Let's talk Fiber, shall we?
My First-scratch that-Second Congressional Petition: Fiber is wonderful and should be one of the four food groups. Or at least get it's own tier on the food pyramid.
My actual First Congressional Petition was against that insanely unconstitutional law wherein ex-military cannot sue the government for medical malpractice. You should petition against that too. It's insane. But let's not wallow around in our dirty political underwear right now, it will get us all riled up.
Anyhow, Fiber is not only a girl's best friend, it is a pregnant girl's orgasm. Who's with me here? Here's how the scenario plays out, for those non-believers, men, or women not yet of childbearing insanity yet: you want to get prego or get prego and your first step to becoming a parent is to take prenatal vitamins.
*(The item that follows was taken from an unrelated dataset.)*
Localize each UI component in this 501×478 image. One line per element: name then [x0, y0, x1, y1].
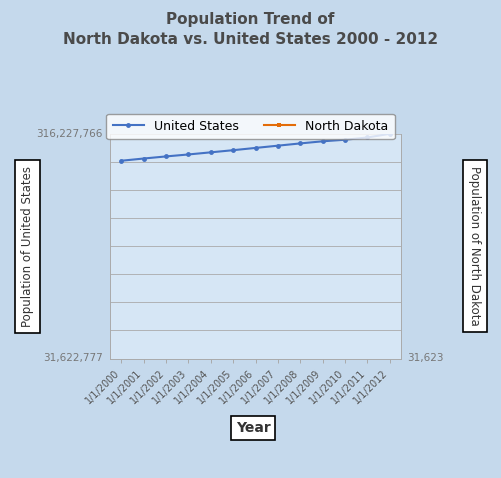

Yeah Prenatal Vitamins! I am bearing a child! And I am going to take the hell out of my prenatal vitamins. I am going to be the best damn prenatal vitamin taking woman you have ever seen!
4 days later you realize you haven't emptied your colon in way way way too long. 4 more days later you realize you better start making funeral arrangements because God knows you wouldn't let your husband pick out his own socks let alone the box you'll be residing in for the next 4 thousand years. Finally, some blessed soul mentions you might want to try upping your fiber intake to get the ball rolling. Bless you, Colon Angel. No one tells you that the outrageously large amount of iron in those prenatals will stop even the most active digestive systems in their peristalsis tracks.
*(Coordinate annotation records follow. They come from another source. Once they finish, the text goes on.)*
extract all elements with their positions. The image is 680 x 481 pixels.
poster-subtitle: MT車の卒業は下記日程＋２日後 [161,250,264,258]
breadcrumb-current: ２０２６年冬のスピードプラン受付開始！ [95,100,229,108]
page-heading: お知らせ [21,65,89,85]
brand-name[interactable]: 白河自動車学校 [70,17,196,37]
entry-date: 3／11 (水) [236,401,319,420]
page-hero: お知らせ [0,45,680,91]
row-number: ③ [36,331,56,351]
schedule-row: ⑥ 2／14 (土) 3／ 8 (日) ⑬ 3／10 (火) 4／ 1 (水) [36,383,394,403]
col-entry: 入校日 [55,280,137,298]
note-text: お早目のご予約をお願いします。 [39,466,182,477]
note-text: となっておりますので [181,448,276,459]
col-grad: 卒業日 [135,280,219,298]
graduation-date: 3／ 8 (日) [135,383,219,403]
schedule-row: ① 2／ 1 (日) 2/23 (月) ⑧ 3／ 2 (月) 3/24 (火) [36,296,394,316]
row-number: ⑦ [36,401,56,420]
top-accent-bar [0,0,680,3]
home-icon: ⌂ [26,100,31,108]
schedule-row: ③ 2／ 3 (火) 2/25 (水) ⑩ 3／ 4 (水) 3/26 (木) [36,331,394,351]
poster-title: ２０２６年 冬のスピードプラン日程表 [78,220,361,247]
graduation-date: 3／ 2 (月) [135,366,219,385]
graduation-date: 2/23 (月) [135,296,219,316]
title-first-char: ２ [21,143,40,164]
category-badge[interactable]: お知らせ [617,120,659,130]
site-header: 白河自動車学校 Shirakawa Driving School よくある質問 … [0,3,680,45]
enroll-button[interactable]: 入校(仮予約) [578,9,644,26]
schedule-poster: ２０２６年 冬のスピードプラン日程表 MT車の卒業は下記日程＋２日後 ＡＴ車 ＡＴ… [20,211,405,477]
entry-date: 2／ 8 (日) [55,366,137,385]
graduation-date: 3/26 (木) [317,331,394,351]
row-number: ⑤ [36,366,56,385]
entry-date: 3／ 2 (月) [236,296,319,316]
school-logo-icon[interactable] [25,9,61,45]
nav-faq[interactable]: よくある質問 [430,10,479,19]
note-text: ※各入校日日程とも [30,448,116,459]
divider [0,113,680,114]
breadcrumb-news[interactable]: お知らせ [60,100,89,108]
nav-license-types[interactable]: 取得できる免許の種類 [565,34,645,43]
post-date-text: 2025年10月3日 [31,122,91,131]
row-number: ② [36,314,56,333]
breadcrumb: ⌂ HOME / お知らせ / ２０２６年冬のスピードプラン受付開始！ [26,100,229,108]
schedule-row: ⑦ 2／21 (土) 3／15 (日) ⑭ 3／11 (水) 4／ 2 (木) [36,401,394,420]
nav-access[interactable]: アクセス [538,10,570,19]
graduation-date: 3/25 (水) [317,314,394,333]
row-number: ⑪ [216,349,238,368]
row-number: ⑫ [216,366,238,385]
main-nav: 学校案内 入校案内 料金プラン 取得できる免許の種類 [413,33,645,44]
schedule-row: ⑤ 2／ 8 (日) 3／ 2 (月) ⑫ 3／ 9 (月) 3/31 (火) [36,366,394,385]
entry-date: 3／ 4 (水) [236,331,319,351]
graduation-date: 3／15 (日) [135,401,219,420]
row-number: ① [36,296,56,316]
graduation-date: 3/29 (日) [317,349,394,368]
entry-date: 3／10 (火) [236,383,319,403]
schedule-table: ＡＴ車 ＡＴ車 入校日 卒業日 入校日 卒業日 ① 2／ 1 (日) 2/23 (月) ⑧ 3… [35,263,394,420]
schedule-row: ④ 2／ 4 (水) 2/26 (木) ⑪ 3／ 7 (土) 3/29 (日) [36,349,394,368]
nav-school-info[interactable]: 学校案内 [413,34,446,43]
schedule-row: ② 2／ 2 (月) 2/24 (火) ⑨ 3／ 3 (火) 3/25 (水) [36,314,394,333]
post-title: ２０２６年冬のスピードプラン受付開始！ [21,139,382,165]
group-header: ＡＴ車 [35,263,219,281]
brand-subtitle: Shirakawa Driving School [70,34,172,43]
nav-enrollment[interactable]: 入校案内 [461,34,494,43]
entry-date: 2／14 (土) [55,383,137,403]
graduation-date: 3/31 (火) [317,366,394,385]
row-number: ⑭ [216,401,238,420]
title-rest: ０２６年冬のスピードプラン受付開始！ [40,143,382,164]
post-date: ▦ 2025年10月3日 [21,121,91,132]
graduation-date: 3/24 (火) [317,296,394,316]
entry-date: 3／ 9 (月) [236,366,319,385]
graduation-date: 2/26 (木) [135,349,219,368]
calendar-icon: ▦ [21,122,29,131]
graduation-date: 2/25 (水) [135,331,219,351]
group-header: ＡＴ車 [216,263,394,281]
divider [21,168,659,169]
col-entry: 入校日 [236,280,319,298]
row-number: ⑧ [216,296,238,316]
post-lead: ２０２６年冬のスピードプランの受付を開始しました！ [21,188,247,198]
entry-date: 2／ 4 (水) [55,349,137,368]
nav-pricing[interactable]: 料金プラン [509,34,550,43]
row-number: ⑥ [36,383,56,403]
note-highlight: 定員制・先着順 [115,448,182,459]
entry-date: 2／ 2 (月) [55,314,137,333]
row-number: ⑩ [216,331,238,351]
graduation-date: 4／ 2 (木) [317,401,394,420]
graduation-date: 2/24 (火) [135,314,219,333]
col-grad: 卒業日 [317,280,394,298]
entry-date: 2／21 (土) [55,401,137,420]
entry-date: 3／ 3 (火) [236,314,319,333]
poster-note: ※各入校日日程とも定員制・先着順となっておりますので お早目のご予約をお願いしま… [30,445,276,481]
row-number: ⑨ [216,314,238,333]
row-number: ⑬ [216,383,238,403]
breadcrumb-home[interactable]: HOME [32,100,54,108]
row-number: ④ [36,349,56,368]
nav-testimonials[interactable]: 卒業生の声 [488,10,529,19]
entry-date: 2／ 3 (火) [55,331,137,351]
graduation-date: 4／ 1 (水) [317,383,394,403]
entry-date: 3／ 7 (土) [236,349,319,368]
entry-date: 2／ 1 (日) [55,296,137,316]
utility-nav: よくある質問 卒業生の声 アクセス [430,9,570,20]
So you go to the store and buy everything you can find with the word Fiber on it. Fiber cereal, fiber bars, fiber brownies, fiber jello, fiber drinks, it could say Fiber Fiber and you'd buy 8 of them. Let me highlight the best choices for masking fiber into your daily diet without sacrificing taste or sending yourself into a fiber-induced coma. Fiber One bars are sex in an individually wrapped package. My fav is the Oats and Chocolate flavor, but the carmel one isn't that bad either. Wait, I should mention that 2 bars should never be consumed in the same day. Enormous proportions of gas are created and I cannot be responsible for you losing your job or your significant other leaving you due to the overproduction of said gas.
Cereal has two parts: Go Lean Crunch Original Kashi cereal is part one. They're all yu-u-ummy and if you throw a few blueberries on there in the morning, your stomach will thank you. All Bran is part two. Alone it is annoying and tasteless, but combined with the flavor power of Kashi, it is amazing. Apples and apple juice should be consumed every day. They are a bonus because though they aid in your digestion speed, they don't give you as much gas as fiber containing veggies. Whole wheat breads and crackers aid well in assisting but should not be used as your primary source of colon cleansing.
Things to avoid: now this is a toughy because I am a certified card-carrying cheesehog but you should limit your cheese intake to a little tiny bit a day or regular amount every other day or every three days. Cheese is fiber's sworn enemy and you don't want your lower abdomen to be their battleground for 5 days in a row. No siree. Been there and never going back.
I hope this helps you on your quest to be regular. Go forth and be merry with the knowledge that your colon is a happy colon.